Pierre Lévy vient de publier « Au cœur de la Russie en guerre. Récit de l’ambassadeur de France », éd. Tallandier.

A partir d’une expérience exceptionnelle de janvier 2020 à août 2024 à la tête de l’ambassade de France à Moscou, Pierre Lévy offre au lecteur un triple cheminement : géostratégique, diplomatique et personnel.
Il explique ce que nous apprend la guerre russe en Ukraine à propos du pouvoir russe et du fonctionnement de V. Poutine. Il présente encore l’intention russe en matière d’architecture de sécurité européenne, et beaucoup d’autres sujets passionnants.

Pierre Lévy vient de publier, « Au cœur de la Russie en guerre. Récit de l’ambassadeur de France », éd.
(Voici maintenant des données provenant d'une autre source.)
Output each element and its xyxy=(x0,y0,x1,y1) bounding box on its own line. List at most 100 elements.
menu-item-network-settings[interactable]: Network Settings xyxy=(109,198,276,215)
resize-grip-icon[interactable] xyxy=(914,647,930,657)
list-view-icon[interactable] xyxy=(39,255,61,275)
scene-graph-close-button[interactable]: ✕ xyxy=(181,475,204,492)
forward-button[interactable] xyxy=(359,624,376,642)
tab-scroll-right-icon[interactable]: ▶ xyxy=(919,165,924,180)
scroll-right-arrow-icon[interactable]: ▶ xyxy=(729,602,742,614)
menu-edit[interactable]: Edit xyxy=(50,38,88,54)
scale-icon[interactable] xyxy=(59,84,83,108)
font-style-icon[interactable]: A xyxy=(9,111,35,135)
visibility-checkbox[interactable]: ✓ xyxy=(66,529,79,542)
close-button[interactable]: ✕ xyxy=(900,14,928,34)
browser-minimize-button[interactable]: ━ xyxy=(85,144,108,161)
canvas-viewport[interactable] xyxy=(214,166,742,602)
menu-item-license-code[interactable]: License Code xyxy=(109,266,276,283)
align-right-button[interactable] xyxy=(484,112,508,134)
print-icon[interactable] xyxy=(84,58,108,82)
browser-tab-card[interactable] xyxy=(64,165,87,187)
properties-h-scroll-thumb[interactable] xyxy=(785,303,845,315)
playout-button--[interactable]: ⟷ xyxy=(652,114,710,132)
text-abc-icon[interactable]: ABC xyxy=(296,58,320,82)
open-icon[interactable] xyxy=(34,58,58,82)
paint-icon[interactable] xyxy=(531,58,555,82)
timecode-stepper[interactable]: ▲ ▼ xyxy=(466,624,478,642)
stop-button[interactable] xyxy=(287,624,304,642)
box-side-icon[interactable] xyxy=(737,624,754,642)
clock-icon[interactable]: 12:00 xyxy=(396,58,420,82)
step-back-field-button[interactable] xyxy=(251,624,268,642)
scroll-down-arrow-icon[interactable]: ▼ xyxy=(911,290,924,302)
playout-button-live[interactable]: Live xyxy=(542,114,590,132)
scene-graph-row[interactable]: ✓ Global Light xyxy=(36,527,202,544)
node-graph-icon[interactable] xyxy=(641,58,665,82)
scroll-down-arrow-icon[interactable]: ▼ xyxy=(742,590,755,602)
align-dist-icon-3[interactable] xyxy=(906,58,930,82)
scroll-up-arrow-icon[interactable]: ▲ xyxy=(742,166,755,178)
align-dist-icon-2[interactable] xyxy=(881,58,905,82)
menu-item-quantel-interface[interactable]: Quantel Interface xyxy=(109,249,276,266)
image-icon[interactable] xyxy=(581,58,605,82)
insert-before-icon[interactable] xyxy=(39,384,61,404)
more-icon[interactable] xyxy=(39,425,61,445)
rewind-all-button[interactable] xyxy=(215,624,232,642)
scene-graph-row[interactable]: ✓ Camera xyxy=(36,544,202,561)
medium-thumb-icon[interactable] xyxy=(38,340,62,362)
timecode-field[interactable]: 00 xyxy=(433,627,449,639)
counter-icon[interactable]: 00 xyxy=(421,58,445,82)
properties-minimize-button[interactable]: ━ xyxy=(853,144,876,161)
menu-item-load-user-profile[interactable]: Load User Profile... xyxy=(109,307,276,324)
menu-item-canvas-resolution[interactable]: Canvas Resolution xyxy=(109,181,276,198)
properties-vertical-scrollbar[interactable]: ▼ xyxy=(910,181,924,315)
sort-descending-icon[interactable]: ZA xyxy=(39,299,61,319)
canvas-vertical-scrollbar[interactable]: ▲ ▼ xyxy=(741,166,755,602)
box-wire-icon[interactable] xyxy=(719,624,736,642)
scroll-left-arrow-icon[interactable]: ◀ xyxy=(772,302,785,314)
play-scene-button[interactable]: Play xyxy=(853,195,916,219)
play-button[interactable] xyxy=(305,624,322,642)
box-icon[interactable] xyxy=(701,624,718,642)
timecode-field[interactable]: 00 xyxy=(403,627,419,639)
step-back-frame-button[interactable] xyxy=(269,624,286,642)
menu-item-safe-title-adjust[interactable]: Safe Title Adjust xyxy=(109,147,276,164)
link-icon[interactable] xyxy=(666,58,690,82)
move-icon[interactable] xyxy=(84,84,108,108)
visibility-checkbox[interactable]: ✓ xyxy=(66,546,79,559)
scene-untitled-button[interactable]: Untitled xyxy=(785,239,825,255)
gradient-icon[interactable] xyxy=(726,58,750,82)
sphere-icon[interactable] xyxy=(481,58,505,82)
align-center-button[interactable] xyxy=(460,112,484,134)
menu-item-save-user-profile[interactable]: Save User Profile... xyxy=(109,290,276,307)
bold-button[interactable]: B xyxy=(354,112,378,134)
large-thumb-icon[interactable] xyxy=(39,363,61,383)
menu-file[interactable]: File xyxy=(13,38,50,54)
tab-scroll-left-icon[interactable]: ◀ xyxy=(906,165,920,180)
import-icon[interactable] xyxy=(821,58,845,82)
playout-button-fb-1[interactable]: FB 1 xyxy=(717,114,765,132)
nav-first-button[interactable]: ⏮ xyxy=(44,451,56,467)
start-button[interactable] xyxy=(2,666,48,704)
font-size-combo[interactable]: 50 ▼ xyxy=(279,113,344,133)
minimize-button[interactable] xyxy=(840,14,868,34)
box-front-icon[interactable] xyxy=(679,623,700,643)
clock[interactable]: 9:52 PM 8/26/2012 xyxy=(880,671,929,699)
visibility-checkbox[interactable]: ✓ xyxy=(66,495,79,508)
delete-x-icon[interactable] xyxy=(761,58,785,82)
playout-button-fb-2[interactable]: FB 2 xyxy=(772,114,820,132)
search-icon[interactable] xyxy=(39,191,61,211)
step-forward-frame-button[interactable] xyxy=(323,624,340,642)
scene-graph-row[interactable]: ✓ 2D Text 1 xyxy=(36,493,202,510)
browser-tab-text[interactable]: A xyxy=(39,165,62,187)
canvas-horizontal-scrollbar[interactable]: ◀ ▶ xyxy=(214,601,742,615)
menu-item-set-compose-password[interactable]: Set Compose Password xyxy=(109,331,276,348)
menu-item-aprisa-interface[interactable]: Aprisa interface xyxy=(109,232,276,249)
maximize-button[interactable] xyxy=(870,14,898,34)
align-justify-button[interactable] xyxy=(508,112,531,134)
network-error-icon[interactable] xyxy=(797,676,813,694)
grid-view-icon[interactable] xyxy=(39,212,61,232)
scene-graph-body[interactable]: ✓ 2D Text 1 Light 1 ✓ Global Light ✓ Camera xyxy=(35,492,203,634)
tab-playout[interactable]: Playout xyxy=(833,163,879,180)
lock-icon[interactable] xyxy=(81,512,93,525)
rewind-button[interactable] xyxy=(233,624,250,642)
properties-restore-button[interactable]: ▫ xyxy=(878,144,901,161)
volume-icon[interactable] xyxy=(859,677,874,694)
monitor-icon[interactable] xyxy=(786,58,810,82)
Tallandier. Il répond aux questions de Pierre Verluise pour Diploweb.com.

Pierre Verluise (P. V. ) : Vous avez été ambassadeur de France à Moscou, avant, pendant et après la relance de la guerre russe en Ukraine, le 24 février 2022. A partir de cette expérience exceptionnelle de janvier 2020 à août 2024, vous offrez au lecteur un triple cheminement : géostratégique, diplomatique et personnel. Pour chacun de ces axes, quel est votre message clé ? Vous dites être « un amoureux déçu » de la Russie, que voulez-vous exprimer ainsi ?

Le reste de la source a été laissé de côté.